14 Okt 2012

Sejarah Tentang PKI


Partai Komunis di [H]India disingkat PKI lahir pada 23 Mei 1920, tak lama berselang kata [H]India diubah menjadi Indonesia. [Dalam hal ini, PKI lah organisasi pertama yang memperkenalkan dan menggunakan kata Indonesia]. Asal-usul PKI tidak dapat dipisahkan dari anggota-anggota Sarekat Islam [SI] Semarang yang menjadi demikian radikal dan bergabung dengan Indische Sociaal Democratische Vereeniging [ISDV] -- yang didirikan di Semarang sejak tahun 1914. ISDV dianjurkan untuk bergabung dengan Komintern atas usul Sneevliet [yang waktu itu menggunakan nama samaran Haring). Dan untuk kebutuhan bergabung ini diperlukan nama negara. Sehingga dipakailah kata [H]India tersebut.
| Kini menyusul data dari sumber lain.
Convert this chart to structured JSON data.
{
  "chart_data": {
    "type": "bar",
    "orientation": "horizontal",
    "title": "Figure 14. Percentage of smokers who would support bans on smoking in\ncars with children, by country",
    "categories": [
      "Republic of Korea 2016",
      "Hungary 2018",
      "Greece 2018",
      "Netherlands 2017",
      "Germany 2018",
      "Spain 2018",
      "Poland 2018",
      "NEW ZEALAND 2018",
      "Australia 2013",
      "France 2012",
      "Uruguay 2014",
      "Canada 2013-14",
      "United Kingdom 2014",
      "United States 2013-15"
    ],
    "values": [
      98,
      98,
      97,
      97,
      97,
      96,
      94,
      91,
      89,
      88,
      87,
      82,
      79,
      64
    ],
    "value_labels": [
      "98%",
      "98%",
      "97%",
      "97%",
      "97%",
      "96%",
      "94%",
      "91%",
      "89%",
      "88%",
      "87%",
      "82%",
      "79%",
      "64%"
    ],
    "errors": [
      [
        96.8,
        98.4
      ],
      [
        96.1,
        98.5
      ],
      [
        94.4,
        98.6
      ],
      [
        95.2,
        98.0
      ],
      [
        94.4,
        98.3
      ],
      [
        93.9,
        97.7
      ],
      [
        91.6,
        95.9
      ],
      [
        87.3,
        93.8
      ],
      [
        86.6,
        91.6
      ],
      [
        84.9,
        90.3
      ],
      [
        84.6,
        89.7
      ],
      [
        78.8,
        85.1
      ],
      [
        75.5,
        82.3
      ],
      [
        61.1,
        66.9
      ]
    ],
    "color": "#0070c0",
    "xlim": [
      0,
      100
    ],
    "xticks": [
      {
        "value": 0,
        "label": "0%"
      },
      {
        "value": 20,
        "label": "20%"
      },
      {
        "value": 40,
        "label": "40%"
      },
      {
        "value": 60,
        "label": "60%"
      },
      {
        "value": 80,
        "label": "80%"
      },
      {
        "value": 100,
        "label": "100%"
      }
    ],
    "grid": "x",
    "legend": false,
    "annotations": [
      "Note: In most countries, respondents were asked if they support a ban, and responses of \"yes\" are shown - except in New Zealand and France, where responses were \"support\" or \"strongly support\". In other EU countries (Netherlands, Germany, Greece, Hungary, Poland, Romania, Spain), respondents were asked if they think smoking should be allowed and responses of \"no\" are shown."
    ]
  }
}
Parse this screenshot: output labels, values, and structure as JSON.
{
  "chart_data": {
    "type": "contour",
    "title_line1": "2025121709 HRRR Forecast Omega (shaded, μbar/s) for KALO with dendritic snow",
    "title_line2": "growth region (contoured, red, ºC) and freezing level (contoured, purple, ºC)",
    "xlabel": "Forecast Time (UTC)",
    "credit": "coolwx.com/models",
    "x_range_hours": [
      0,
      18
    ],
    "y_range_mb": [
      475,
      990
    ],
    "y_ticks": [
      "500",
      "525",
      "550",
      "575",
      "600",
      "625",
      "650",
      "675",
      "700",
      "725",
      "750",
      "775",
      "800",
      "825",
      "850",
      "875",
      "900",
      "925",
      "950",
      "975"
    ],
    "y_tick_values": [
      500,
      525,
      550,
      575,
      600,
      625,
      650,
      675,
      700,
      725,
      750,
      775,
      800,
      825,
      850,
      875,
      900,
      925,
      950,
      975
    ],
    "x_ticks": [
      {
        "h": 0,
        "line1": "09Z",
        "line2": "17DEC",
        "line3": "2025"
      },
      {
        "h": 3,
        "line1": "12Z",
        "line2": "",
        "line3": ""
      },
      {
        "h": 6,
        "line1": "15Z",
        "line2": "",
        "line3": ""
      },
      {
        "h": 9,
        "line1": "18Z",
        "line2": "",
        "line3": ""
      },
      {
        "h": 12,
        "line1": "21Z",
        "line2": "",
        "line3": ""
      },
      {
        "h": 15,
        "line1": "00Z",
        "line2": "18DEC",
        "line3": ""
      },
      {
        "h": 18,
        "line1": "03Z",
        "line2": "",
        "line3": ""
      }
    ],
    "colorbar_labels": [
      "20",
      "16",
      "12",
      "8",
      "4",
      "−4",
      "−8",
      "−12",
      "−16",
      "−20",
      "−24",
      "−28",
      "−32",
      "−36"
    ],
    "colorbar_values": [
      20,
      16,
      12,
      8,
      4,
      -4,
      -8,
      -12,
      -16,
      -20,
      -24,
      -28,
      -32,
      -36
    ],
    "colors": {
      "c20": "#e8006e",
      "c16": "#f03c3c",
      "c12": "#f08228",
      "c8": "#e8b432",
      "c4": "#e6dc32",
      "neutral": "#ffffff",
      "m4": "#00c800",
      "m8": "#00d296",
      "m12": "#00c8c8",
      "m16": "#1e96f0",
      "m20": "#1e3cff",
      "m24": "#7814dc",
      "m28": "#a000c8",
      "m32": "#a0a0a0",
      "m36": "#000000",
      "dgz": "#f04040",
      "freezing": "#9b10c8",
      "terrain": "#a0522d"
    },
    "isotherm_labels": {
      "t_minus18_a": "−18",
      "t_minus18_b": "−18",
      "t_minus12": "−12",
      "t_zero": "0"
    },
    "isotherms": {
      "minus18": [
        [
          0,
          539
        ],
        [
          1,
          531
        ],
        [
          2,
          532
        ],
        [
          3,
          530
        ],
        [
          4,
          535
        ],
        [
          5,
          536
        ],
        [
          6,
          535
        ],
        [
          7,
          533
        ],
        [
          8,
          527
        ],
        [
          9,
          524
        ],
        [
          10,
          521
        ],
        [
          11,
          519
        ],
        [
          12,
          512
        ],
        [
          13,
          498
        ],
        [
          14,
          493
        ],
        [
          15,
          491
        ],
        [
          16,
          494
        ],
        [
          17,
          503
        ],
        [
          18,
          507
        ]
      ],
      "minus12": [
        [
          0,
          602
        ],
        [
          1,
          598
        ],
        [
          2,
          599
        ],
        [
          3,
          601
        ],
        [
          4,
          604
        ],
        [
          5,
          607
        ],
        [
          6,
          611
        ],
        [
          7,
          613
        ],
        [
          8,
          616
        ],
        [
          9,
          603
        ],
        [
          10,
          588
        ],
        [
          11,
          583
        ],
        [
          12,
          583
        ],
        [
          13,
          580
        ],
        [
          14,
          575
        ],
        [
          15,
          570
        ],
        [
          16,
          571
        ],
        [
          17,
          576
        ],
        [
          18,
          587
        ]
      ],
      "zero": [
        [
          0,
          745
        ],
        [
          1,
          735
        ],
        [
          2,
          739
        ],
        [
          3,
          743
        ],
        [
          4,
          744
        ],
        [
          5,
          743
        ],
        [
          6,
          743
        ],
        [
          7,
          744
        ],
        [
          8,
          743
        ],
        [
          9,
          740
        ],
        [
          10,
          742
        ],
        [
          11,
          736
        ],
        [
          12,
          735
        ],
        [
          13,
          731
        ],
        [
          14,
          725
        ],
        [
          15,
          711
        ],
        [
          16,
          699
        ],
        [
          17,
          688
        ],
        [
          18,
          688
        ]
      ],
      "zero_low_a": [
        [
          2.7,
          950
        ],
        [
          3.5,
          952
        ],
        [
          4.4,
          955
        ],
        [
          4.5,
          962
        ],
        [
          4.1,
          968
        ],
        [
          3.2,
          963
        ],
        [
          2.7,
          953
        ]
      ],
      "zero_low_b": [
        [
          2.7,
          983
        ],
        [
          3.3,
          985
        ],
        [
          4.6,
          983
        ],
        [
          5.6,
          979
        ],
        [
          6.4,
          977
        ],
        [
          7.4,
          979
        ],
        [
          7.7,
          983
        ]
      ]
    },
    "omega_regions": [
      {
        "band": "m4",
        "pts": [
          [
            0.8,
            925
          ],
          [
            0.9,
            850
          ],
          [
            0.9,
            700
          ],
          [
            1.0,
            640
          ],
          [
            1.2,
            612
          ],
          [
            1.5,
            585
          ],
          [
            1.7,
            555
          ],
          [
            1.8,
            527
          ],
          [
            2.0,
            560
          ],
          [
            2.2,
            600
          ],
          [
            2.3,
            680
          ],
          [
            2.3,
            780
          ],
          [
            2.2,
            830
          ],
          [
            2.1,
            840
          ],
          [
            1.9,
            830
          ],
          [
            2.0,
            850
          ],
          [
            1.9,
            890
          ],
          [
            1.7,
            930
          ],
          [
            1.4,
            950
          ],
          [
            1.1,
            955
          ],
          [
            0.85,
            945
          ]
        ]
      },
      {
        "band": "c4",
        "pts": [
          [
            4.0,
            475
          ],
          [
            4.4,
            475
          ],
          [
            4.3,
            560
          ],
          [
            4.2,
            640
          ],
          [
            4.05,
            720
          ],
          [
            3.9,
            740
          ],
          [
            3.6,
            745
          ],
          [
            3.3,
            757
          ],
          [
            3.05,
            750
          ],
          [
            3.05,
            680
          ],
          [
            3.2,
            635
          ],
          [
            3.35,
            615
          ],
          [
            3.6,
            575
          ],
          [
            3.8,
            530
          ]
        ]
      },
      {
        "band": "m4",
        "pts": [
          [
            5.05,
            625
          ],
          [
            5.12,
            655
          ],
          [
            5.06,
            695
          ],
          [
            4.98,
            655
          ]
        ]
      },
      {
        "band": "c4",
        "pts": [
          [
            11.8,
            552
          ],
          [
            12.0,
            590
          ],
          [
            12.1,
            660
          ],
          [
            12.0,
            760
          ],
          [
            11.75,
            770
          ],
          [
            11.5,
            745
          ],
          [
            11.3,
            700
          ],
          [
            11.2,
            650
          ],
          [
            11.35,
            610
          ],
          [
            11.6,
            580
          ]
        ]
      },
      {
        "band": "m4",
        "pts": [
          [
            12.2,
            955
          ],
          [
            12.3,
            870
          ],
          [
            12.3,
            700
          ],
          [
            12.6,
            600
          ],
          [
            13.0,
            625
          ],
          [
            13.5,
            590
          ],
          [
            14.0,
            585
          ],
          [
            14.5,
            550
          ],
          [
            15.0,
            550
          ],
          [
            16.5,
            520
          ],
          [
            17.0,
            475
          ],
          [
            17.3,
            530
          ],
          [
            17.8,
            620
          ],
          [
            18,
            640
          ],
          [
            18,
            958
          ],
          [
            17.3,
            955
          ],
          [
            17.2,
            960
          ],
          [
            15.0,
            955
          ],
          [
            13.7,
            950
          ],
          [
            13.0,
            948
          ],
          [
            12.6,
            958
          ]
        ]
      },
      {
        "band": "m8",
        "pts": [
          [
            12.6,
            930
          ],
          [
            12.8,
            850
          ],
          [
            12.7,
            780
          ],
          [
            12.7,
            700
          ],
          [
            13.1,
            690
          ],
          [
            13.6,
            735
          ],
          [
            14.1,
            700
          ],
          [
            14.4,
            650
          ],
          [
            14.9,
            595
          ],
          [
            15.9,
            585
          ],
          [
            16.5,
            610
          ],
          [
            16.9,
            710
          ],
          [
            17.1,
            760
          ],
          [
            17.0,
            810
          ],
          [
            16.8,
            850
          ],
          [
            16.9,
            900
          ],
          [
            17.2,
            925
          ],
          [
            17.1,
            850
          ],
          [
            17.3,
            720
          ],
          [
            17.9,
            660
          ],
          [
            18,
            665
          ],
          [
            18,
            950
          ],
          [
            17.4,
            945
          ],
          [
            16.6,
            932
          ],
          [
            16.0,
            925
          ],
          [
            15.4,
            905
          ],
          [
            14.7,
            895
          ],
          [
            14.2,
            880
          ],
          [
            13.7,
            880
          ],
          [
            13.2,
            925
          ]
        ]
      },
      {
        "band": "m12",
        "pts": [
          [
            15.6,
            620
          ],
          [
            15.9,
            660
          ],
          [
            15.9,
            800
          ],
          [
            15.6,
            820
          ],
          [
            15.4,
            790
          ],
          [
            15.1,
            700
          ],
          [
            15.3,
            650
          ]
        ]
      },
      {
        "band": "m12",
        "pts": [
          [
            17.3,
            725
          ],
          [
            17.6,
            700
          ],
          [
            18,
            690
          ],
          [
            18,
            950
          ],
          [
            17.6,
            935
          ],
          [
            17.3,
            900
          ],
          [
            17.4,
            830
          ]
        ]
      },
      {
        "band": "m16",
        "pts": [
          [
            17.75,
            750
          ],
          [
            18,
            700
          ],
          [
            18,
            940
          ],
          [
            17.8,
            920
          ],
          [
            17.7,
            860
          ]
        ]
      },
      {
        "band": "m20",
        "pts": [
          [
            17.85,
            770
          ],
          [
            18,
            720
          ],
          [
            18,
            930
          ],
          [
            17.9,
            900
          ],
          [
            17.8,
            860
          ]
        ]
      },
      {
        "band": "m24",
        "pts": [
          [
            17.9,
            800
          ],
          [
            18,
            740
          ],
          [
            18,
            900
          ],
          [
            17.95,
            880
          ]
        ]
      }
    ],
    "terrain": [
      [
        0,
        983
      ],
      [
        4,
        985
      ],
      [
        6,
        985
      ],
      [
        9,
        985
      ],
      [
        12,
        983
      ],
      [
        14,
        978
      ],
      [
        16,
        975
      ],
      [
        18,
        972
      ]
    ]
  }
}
Sedang alasan sebutan Partai Komunis, menurut salah satu pendirinya disebabkan :"Manifest jang ditulis Marx-Engels dinamai Manifest Komunis dan bukannja Manifest Social Demokrat." [Soe Hok Gie: "Di Bawah Lentera Merah," skripsi sarjana muda di Fakultas Sastra Universitas Indonesia, 1964.] Dalam akhir tahun 1919-an memang di Hindia-Belanda telah diterbitkan karya terjemahan Marx dan Engels yang menjadi fondasi dari gerakan komunisme, yaitu:
F. Engels dan Karl Marx: "Manifesto Partai Komunis"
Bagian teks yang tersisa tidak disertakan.